AUGUSTA — In a first for New England, the University of Maine at Augusta plans to offer a bachelor of arts in architecture starting in 2013.

No other public institution in New England offers a bachelor’s degree that prepares students to become licensed architects, according to university President Allyson Hughes Handley.

“It really represents a cost-effective model for the students that we serve,” she said.

There are three components to an architect’s training: coursework, an internship and a series of licensing exams. The four-year bachelor of arts in architecture that the university now offers does not prepare students for the exams.

Graduates who are not licensed can design some structures on their own, such as single-family homes, or work for a licensed architect, said Eric Stark, associate professor and coordinator of the architecture program.

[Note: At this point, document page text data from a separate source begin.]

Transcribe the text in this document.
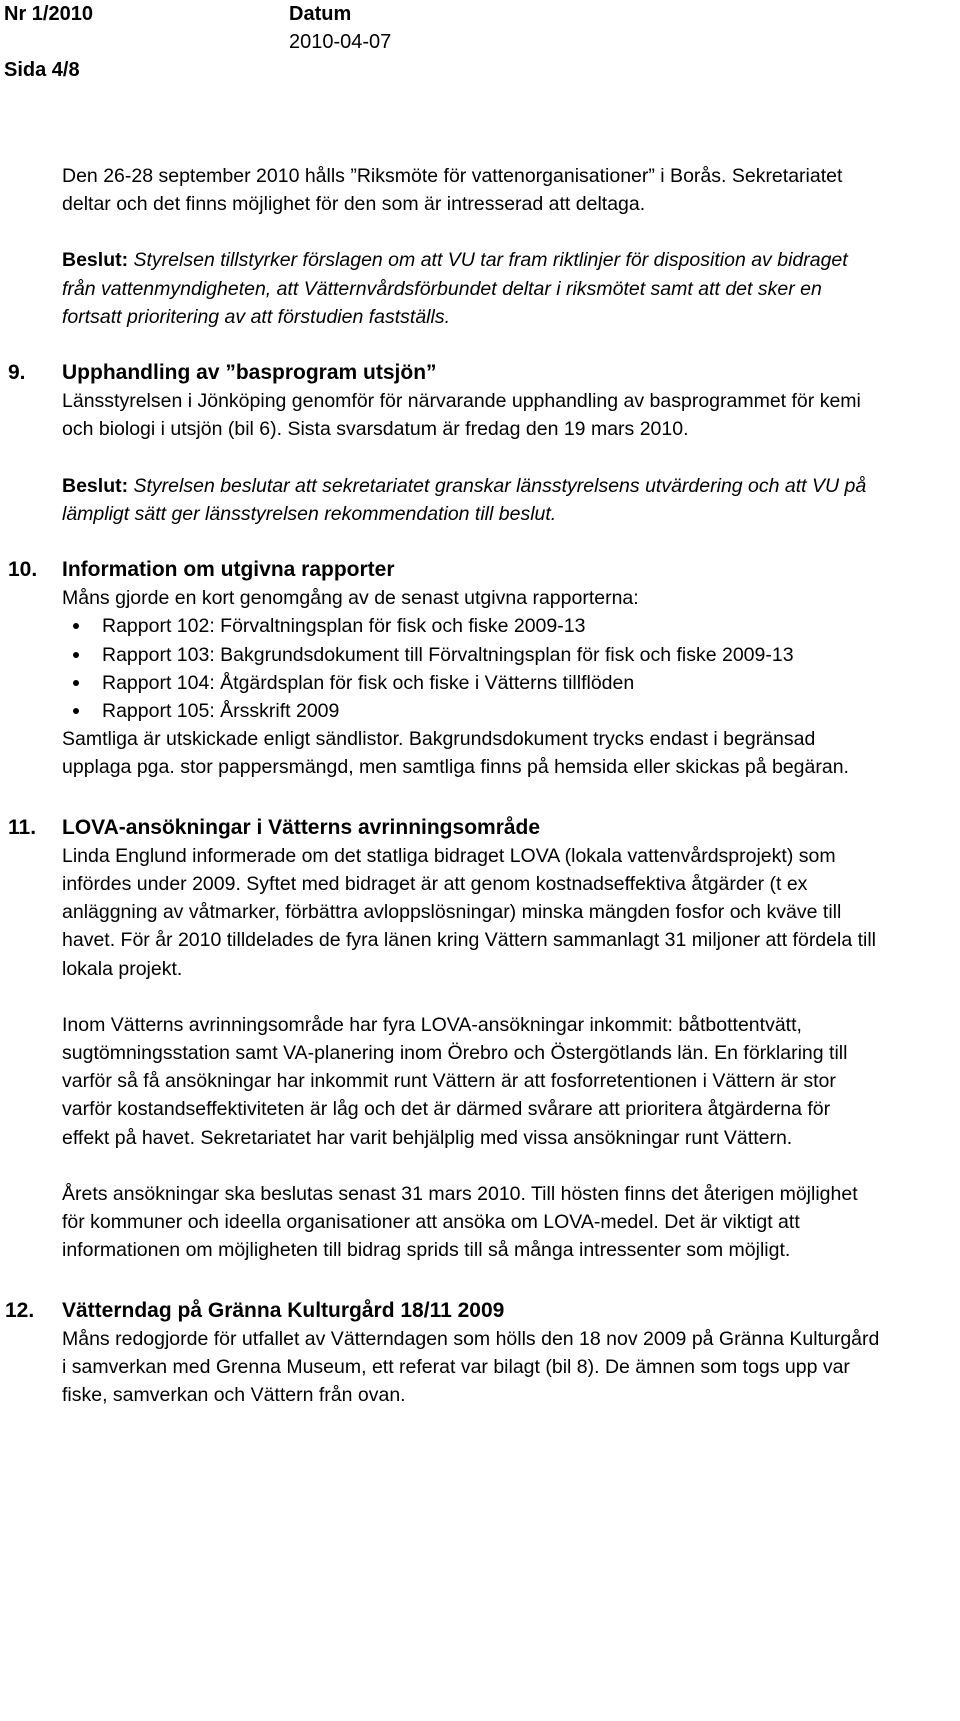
Nr 1/2010
Sida 4/8
Datum
2010-04-07

Den 26-28 september 2010 hålls ”Riksmöte för vattenorganisationer” i Borås. Sekretariatet deltar och det finns möjlighet för den som är intresserad att deltaga.

Beslut: Styrelsen tillstyrker förslagen om att VU tar fram riktlinjer för disposition av bidraget från vattenmyndigheten, att Vätternvårdsförbundet deltar i riksmötet samt att det sker en fortsatt prioritering av att förstudien fastställs.

9. Upphandling av ”basprogram utsjön”

Länsstyrelsen i Jönköping genomför för närvarande upphandling av basprogrammet för kemi och biologi i utsjön (bil 6). Sista svarsdatum är fredag den 19 mars 2010.

Beslut: Styrelsen beslutar att sekretariatet granskar länsstyrelsens utvärdering och att VU på lämpligt sätt ger länsstyrelsen rekommendation till beslut.

10. Information om utgivna rapporter

Måns gjorde en kort genomgång av de senast utgivna rapporterna:

Rapport 102: Förvaltningsplan för fisk och fiske 2009-13
Rapport 103: Bakgrundsdokument till Förvaltningsplan för fisk och fiske 2009-13
Rapport 104: Åtgärdsplan för fisk och fiske i Vätterns tillflöden
Rapport 105: Årsskrift 2009

Samtliga är utskickade enligt sändlistor. Bakgrundsdokument trycks endast i begränsad upplaga pga. stor pappersmängd, men samtliga finns på hemsida eller skickas på begäran.

11. LOVA-ansökningar i Vätterns avrinningsområde

Linda Englund informerade om det statliga bidraget LOVA (lokala vattenvårdsprojekt) som infördes under 2009. Syftet med bidraget är att genom kostnadseffektiva åtgärder (t ex anläggning av våtmarker, förbättra avloppslösningar) minska mängden fosfor och kväve till havet. För år 2010 tilldelades de fyra länen kring Vättern sammanlagt 31 miljoner att fördela till lokala projekt.

Inom Vätterns avrinningsområde har fyra LOVA-ansökningar inkommit: båtbottentvätt, sugtömningsstation samt VA-planering inom Örebro och Östergötlands län. En förklaring till varför så få ansökningar har inkommit runt Vättern är att fosforretentionen i Vättern är stor varför kostandseffektiviteten är låg och det är därmed svårare att prioritera åtgärderna för effekt på havet. Sekretariatet har varit behjälplig med vissa ansökningar runt Vättern.

Årets ansökningar ska beslutas senast 31 mars 2010. Till hösten finns det återigen möjlighet för kommuner och ideella organisationer att ansöka om LOVA-medel. Det är viktigt att informationen om möjligheten till bidrag sprids till så många intressenter som möjligt.

12. Vätterndag på Gränna Kulturgård 18/11 2009

Måns redogjorde för utfallet av Vätterndagen som hölls den 18 nov 2009 på Gränna Kulturgård i samverkan med Grenna Museum, ett referat var bilagt (bil 8). De ämnen som togs upp var fiske, samverkan och Vättern från ovan.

To become licensed, the university’s graduates must enroll in a graduate program outside of the state because Maine doesn’t have one.

Advertisement

The University of Maine System Board of Trustees voted this week to allow the university to create a five-year professional degree.

“It seems like there’s something missing without graduating your own architects,” said Stark, who earned his degree at Harvard University. “We come from a very specific kind of place, and we think about things a different way.”

Roger Richmond felt the same way when he moved to Maine in the early 1980s.

“Maine has an amazingly rich architectural heritage going back to John Calvin Stevens,” said Richmond, an adjunct instructor at the university. “It’s New England architecture and it’s got its own vernacular.”

The University of Southern Maine and Portland College of Art — now Maine College of Art — briefly expressed interest, but Richmond was finally able to establish a two-year program at the University of Maine at Augusta in 1987. The program expanded to a four-year degree in 2004.

Richmond said several of his students have had to turn down graduate schools, such as the prestigious Rhode Island School of Design, because they could not afford them even with scholarships. He will be glad to see a public university offer a professional degree.

Advertisement

The bachelor of architecture degree eventually will replace the existing degree program. Students who are now enrolled would have the option to finish the four-year program or to apply for transfer to the new one.

The cost is the same as other bachelor’s programs at $217 per credit hour for in-state students.

Before enrolling students, the university must get accreditation from the National Architecture Accrediting Board. It will not be eligible for full accreditation until the first class graduates in 2018.

The new program will accept 30 to 45 students each year, similar to the current program’s enrollment, Stark said.

Although the job market for architects has dwindled since the collapse of the housing market and economic downturn, Handley said there is still work available in specialty fields and that the market could change by 2018.

“We think that our program will be very well positioned,” she said.

Advertisement

Stark said architecture is a broad field that goes beyond designing new buildings.

“It’s not just construction,” he said. “It’s the spaces we live in, it’s the air we breathe, it’s the way light comes into a space.”